診察室に入り、まずは生理が来たこと(1周期めのクロミッドの成果が出なかったこと)を伝えた。

先生は基礎体温グラフを確認し、すぐに、わたしたちが聞きたかったことを話し始めた。夫と一緒に診察室に来たことで、察してくれたんだと思う。

「なかなか結果が出なくてご主人もヤキモキしているかもしれませんが、粛々と段階を追っていくことが、結局はいちばんの近道なんです。タイミング法5回、結果が出なければクロミッドの服用を5回。さらに結果が出なければ、人工授精5回。人工授精は妊娠率がそれほど高くないので、場合によっては5回行わないこともあります。それで妊娠しなければ、体外受精に進みます」と、いつもの柔らかな、かつ迷いのない口調で話す先生。
「治療というのは、検査で悪い部分を見つけて、それを治すということだけれど、不妊治療にかんしては、それが当てはまらないんです」とも言っていた。原因を突き止めてそれを治療したところで、妊娠に直結するとは限らないらしい。

さらには、不妊検査や治療の歴史(変遷)、海外の最新の論文では妊娠の条件を「排卵があり、精子に問題がなく、卵管に問題がないこと」の3点のみに定義しているという話(つまりこの3つ以外のことから、妊娠の優位性や不妊の原因などを特定することはできないという話)、なのでこの3点に問題がなければ、それ以上の原因を追求するよりも、結果を出すためのアクションに時間を使うほうが合理的なのだ、という話もしてくれた。

「淡々と、淡々と進めるんです。考えようによっては、クロミッドの服用だって5周期しかチャンスがないのですから」

先生はそうしめくくった。
ぐうの音も出ないというか、完全なる論破というか。

「ピックアップ障害だったらどうしよう」とか、「クロミッドは3回くらいにして不妊治療のスピードを上げれば、早く結果が出るかも」とか、雑談レベルでも甘えるすきがない。というか、甘える気になれない。
そう、この先生には無駄が一切ないんだった。タラレバは妊活にとって建設性がないから端折ります当然です、という前提。この先生の、そういうところに救われてきたんだった。わたしにとってのタラちゃんレバちゃん(東村アキコ先生「東京タラレバ娘」参照)は、この先生だったのか。

そして「クロミッドだって、5回しかチャンスがない」ということばに、わたしはけっこう説得された。

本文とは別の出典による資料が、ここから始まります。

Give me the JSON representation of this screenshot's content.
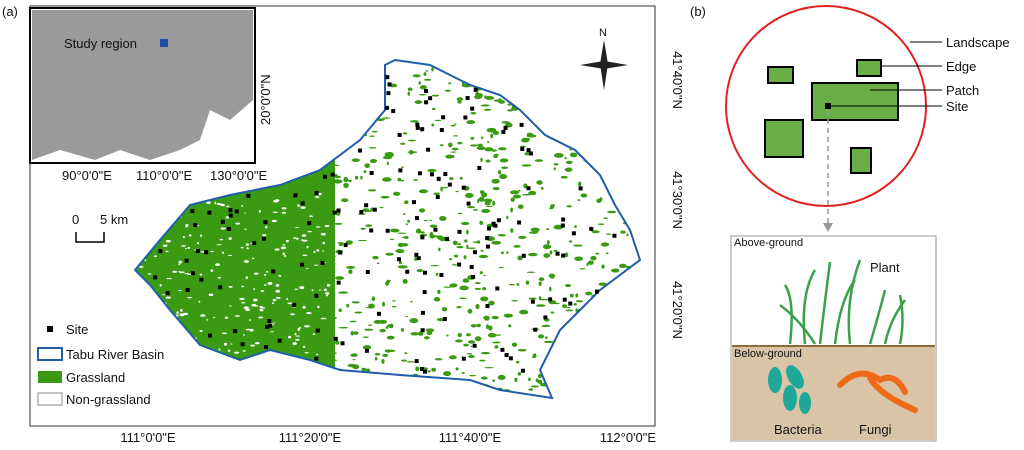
{
  "panel_a": {
    "label": "(a)",
    "inset": {
      "label": "Study region",
      "x_labels": [
        "90°0'0\"E",
        "110°0'0\"E",
        "130°0'0\"E"
      ],
      "y_label": "20°0'0\"N"
    },
    "north": "N",
    "scale_bar": {
      "start": "0",
      "end": "5 km"
    },
    "legend": [
      "Site",
      "Tabu River Basin",
      "Grassland",
      "Non-grassland"
    ],
    "x_labels": [
      "111°0'0\"E",
      "111°20'0\"E",
      "111°40'0\"E",
      "112°0'0\"E"
    ],
    "y_labels": [
      "41°40'0\"N",
      "41°30'0\"N",
      "41°20'0\"N"
    ]
  },
  "panel_b": {
    "label": "(b)",
    "landscape_labels": [
      "Landscape",
      "Edge",
      "Patch",
      "Site"
    ],
    "box": {
      "above": "Above-ground",
      "plant": "Plant",
      "below": "Below-ground",
      "bacteria": "Bacteria",
      "fungi": "Fungi"
    }
  }
}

5回もある、じゃなくて、5回しかないのか。
夫も先生の話を聞いて、なるほどそういうことなのかと清々しそうだった。

妊活中のメンタルのフォローは大切な課題だと、つくづく思う。
不妊治療の方針やクリニックの特色はさまざまだろうけど、わたしの場合は、優しさと合理性が特徴の、このクリニック(この先生)でよかった。

結局またそのオチかよという感じだが、わたしの妊活はこの先生ありきだということを、ことあるごとにさんざん実感している。
妊娠しないうちは基本的に、周期ごとに同じような気持ちの変化が繰り返されていくため、ときにはそれに耐える力が必要になってくる。

2周期めのクロミッドが終わり、今周期も山場だけど、山場感にのまれずに淡々と進めようと思う。